Je comprends bien que les développeurs de Deathloop aient voulu empêcher la fameuse pratique du "sauvegarder avant de tenter une action délicate pour pouvoir recharger sans risque si ça tourne au vinaigre" (ou "save-scumming" en anglais), car ç'aurait interféré avec le principe du jeu (à savoir que la mort fait recommencer la boucle, et que recommencer la boucle nous fait progresser). Et de toute façon, avec le pouvoir "Reprise" qui permet de ressusciter deux fois dans le même niveau, pouvoir qu'on possède de base et en permanence, on a le droit à l'échec.

Deathloop sauvegarde la progression uniquement à la fin d'un niveau. Si vous quittez au milieu de la partie, lorsque vous relancez le jeu, vous recommencez au début du niveau comme s'il ne s'était rien passé. Donc je ne compte plus les fois où j'ai désinstallé le jeu sur un coup de sang à cause d'un crash aléatoire survenu après une bonne cinquantaine de minutes à progresser dans un niveau. Pour faire simple, vous devez vous attendre à perdre potentiellement plusieurs heures de jeu parce que les développeurs se sont permis d'intégrer une mécanique impardonnable sur un moteur de jeu instable.

Je parle évidemment des crashs, mais vous avez PEUT-ÊTRE parfois juste besoin de quitter le jeu pour faire autre chose de votre vie. Et je ne vois vraiment aucune raison valable pour que les devs n'aient pas implémenté de mécanique comme celle suggérée dans ce post Reddit.

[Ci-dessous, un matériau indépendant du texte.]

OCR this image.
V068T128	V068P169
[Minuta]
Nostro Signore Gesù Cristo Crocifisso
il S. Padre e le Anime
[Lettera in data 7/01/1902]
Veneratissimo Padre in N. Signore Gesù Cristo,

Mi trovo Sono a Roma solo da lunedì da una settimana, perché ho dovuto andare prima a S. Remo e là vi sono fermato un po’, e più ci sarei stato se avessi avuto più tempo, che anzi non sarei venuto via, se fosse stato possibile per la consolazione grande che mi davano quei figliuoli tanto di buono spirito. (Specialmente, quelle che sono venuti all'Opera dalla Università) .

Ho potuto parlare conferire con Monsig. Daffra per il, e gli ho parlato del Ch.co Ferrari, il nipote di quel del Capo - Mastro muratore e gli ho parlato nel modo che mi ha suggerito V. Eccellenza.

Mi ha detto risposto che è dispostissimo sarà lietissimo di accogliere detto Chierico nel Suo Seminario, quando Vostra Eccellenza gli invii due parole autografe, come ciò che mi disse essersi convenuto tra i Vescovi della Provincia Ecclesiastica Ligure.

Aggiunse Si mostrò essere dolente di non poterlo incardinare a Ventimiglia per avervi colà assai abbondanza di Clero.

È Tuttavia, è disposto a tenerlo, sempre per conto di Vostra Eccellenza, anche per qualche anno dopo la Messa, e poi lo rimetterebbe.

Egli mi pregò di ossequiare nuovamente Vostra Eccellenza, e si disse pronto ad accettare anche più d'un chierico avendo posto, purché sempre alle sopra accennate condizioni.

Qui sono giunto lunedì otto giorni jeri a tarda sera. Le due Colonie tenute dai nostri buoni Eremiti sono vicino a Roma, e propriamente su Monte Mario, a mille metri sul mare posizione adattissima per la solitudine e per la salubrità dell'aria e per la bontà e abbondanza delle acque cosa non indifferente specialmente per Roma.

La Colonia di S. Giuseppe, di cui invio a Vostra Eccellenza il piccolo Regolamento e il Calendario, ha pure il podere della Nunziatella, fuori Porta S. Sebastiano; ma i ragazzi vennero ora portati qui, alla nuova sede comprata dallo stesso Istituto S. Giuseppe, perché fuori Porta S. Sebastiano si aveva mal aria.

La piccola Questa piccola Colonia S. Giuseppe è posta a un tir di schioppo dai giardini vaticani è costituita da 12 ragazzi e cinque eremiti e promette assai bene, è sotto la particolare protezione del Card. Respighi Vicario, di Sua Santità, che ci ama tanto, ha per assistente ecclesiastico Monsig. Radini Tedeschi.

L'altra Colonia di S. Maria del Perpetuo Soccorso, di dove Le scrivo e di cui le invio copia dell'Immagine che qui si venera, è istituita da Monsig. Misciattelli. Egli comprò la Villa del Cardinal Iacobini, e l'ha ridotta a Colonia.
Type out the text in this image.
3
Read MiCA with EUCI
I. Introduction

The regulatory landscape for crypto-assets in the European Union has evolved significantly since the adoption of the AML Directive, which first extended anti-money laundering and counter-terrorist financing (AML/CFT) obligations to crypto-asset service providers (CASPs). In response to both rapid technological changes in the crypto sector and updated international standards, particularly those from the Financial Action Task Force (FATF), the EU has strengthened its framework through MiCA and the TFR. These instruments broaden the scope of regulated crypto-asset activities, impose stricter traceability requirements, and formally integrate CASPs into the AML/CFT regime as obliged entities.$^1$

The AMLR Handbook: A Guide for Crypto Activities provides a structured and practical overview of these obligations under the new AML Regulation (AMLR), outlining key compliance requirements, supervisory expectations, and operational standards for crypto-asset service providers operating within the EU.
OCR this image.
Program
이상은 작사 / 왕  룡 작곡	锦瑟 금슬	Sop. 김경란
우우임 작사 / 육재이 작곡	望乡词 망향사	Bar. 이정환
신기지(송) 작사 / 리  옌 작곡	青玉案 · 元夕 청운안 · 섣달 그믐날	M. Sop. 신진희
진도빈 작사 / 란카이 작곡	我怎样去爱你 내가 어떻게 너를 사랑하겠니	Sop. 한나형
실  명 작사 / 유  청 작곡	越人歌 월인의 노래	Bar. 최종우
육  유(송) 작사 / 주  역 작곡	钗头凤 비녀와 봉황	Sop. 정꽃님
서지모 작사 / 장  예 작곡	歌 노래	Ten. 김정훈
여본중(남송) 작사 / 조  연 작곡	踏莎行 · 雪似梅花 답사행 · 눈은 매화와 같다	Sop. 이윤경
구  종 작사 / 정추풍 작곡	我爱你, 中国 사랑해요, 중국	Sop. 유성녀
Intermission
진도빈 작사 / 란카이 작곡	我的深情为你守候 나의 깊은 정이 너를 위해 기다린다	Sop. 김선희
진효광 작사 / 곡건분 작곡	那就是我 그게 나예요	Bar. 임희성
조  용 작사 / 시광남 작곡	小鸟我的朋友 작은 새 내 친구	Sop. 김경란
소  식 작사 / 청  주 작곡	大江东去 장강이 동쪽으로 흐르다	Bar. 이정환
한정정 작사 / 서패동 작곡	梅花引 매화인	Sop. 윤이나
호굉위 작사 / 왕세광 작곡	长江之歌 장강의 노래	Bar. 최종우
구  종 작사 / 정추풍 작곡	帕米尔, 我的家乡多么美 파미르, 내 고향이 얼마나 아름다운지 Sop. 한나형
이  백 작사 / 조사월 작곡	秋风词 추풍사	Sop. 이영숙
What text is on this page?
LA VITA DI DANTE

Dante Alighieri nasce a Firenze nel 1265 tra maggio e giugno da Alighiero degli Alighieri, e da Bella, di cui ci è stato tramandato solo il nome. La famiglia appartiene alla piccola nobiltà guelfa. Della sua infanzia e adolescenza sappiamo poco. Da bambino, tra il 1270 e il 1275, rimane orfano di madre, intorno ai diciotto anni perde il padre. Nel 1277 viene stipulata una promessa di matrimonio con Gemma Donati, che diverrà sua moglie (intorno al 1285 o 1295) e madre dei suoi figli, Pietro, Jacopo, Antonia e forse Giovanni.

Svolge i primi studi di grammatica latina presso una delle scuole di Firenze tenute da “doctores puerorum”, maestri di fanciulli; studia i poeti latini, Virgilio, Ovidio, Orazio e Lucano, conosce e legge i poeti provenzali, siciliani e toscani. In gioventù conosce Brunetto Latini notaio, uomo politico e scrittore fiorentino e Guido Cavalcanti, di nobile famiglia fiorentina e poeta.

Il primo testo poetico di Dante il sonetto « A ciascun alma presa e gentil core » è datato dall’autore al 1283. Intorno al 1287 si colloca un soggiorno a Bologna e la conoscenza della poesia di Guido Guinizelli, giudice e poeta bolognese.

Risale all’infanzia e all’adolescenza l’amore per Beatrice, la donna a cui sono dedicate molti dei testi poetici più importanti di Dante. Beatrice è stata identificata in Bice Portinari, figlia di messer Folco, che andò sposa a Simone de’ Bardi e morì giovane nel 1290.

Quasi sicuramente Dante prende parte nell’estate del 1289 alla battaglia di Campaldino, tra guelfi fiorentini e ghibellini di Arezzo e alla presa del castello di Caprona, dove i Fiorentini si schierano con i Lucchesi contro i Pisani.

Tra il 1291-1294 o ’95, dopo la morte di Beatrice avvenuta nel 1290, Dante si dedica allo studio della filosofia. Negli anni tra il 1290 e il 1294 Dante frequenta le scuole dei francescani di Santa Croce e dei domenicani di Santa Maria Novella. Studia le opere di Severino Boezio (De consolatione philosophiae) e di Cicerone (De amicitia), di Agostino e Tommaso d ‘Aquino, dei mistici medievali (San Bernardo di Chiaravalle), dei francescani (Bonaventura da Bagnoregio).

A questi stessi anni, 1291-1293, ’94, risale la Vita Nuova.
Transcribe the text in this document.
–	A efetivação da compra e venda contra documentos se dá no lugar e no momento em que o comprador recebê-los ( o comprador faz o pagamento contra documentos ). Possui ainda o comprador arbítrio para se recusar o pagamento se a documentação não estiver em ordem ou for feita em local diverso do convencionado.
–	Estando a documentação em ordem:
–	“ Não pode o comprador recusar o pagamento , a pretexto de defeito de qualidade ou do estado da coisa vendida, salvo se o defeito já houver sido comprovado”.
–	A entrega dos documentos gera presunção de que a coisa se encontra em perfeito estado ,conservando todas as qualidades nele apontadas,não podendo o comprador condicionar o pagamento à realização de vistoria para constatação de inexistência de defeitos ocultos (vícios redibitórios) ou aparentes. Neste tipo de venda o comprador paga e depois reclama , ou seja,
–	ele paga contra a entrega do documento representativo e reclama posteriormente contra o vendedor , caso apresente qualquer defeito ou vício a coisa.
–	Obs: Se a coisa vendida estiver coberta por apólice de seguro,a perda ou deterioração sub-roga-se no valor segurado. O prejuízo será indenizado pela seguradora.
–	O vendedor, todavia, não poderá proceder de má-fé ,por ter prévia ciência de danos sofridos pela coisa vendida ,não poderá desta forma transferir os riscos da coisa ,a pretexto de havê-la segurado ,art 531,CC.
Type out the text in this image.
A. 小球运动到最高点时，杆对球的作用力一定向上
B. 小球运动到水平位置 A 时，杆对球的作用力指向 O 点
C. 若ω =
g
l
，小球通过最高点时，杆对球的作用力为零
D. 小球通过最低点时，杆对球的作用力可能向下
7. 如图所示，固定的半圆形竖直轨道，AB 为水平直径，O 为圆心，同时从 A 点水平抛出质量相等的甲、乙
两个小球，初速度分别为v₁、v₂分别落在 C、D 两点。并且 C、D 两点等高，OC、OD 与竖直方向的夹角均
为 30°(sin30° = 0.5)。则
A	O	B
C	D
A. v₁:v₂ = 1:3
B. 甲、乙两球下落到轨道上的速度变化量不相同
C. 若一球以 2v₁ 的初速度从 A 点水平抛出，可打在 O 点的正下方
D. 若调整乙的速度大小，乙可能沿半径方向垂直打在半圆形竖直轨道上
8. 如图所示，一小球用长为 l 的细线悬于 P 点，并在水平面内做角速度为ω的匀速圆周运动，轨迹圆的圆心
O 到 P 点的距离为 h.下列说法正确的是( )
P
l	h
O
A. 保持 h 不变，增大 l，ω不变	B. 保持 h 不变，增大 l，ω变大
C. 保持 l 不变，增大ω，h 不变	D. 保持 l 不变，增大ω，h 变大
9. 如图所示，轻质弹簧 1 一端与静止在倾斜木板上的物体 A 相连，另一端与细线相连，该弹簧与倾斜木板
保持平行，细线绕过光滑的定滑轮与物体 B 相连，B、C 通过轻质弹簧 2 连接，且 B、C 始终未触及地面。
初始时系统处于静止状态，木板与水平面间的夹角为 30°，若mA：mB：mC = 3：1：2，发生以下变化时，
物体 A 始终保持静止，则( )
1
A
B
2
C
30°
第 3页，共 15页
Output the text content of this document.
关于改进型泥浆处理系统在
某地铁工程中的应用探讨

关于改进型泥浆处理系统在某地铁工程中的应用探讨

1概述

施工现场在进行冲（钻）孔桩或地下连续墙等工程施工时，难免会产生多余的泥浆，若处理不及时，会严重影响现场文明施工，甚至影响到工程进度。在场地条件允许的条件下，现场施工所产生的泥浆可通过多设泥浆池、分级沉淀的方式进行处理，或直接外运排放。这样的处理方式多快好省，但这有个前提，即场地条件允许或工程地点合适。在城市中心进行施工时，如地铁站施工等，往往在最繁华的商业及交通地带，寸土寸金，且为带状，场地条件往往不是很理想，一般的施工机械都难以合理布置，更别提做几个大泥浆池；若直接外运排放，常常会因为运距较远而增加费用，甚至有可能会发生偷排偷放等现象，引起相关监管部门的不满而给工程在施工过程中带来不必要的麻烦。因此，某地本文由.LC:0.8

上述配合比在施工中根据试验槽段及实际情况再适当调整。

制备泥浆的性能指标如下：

Finalement, Deathloop aurait pu être un peu meilleur avec un plus grand soin des petits détails. Il aurait sûrement été bien plus agréable sans cette répétitivité lassante, comme c'est le cas pour beaucoup de jeux à boucles temporelles. Et certainement moins frustrant sans cette angoisse permanente de perdre une heure de progression à cause d'un crash inexplicable vers la fin du niveau.